Some examples of the things I've missed around developer experience for a database, that Craig and the team made possible at Heroku Postgres, include:

- fork: ever had one of those "why does this bug only exist in production?" problems? It was so trivial to fork the DB and run your tests/hypothesis/whatever without the risk of actually impacting production. Same thing for _really_ testing a migration script or load test.

- follow: a similarly easy approach for getting a read replica which is super useful for generating reporting.

- dataclips: "hey, can you tell me X?" sure, and here's a URL to the results that you can refresh if you need an updated number in the future. So great for adhoc queries.

All of these are obviously doable with RDS and/or other solutions too. But the time taken to do any of the above was often measured in seconds, at most minutes. It's difficult to communicate just how impactful those kind of improvements are to your workflow. It's like it subconsciously gives you permission to tackle whole new problems, build better solutions, get answers to questions you never thought to ask before. Because the barrier to entry is so low you just do these things. You don't sit around wondering if you could.

A great developer experience around a database (one that goes beyond setup and basic ops) is a severely under appreciated thing IMO.

1 comments

> - fork: ever had one of those "why does this bug only exist in production?" problems? It was so trivial to fork the DB and run your tests/hypothesis/whatever without the risk of actually impacting production. Same thing for _really_ testing a migration script or load test.

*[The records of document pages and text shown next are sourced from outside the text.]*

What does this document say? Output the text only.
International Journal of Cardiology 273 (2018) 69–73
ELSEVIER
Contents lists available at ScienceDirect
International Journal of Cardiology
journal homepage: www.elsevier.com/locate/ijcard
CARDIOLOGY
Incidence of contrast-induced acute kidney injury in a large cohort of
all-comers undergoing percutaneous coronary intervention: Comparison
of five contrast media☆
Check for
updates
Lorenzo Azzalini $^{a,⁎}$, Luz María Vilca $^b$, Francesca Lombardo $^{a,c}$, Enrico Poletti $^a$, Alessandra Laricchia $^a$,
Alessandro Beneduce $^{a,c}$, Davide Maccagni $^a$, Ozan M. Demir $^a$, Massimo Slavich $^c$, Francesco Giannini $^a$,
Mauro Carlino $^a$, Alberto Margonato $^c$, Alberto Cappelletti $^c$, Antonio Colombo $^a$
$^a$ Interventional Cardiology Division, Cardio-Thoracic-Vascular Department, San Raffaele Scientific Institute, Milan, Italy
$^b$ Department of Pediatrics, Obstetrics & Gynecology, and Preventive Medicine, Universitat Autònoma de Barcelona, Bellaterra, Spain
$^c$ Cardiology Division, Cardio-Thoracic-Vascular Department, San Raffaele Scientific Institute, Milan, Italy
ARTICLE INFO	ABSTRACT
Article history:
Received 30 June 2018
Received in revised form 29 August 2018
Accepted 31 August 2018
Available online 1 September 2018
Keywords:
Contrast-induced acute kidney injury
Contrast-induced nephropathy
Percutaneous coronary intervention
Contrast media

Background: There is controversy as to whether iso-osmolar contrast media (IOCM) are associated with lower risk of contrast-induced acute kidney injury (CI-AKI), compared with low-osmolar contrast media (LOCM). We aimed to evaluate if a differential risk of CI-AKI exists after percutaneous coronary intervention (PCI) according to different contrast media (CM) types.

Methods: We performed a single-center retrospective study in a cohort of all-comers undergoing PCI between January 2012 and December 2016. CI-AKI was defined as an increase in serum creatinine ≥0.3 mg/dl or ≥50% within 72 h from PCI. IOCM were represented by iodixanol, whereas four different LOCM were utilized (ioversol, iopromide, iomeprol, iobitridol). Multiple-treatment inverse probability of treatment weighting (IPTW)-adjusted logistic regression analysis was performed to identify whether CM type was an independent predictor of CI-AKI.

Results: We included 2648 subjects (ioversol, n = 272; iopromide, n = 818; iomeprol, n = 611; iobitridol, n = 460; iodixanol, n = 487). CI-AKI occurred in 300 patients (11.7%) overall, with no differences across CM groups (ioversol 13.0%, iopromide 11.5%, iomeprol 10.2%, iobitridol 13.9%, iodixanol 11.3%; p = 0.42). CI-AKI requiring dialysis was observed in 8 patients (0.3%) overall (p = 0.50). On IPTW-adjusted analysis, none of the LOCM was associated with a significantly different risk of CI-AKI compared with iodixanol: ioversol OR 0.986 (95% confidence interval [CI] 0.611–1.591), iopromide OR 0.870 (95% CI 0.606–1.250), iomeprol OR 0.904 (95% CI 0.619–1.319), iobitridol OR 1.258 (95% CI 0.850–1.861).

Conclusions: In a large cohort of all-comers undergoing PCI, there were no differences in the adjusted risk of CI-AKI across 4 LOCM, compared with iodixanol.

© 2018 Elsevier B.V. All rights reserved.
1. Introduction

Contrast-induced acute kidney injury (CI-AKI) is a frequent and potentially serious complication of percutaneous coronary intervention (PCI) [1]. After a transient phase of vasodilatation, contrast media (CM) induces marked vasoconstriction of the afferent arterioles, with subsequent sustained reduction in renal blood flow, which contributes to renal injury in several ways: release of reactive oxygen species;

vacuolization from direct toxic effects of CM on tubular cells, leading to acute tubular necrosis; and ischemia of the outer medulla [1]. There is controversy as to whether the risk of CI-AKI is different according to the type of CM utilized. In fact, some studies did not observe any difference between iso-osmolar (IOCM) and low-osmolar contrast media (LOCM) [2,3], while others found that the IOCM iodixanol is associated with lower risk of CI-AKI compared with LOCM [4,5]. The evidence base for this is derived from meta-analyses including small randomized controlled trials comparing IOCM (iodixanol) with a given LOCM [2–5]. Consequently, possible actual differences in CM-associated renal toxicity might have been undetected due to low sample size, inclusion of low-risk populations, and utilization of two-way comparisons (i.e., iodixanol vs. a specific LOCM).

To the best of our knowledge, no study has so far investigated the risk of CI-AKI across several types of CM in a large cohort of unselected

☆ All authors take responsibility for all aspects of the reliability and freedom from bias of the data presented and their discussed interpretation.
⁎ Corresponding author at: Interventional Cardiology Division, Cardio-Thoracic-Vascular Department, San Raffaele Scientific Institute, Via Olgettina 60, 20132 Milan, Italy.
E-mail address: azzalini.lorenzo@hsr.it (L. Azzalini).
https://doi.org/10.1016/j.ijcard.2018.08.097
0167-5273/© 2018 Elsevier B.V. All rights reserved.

This sounds great! How does it work though? Is it using some special postgres feature or btrfs snapshots or something else completely?

Craig (the poster I jumped in to reply to) would know the specifics better than I ever did. My recollection is:

- restore from the latest snapshot (there was one whether you’d configured a custom backup schedule or not)

- replay the write ahead log over the top to catch the restore up to the point in time you asked for/when you ran the command. At least some part of this process leveraged WAL-E, which was a tool largely developed by Heroku employees and open sourced.

This was a decade or more ago though. The state of the art of postgres has moved on and I assume the team would tackle it differently if they were doing it today.

It's leveraging pretty native Postgres tooling that restores the base backup from within Postgres, then replays the WAL to the exact point and time you specify. With snapshots and other mechanisms you may get a database "up" sooner, but we've seen when we follow that approach it's so long for the PG cache to warm up that you effectively still have a useless database even though it's "up". Further Postgres itself depending on how you do it will have to go through crash recovery, which I've seen cases on some providers taking over 10 hours.

Doing the native approach in Postgres isn't perfect, but we've focused on getting the developer experience for it down so you can use your database and it "just work" and if something goes wrong you understand how to rollback seamlessly.

Very cool! Thanks for taking the time to describe this in detail Craig (and Glenn).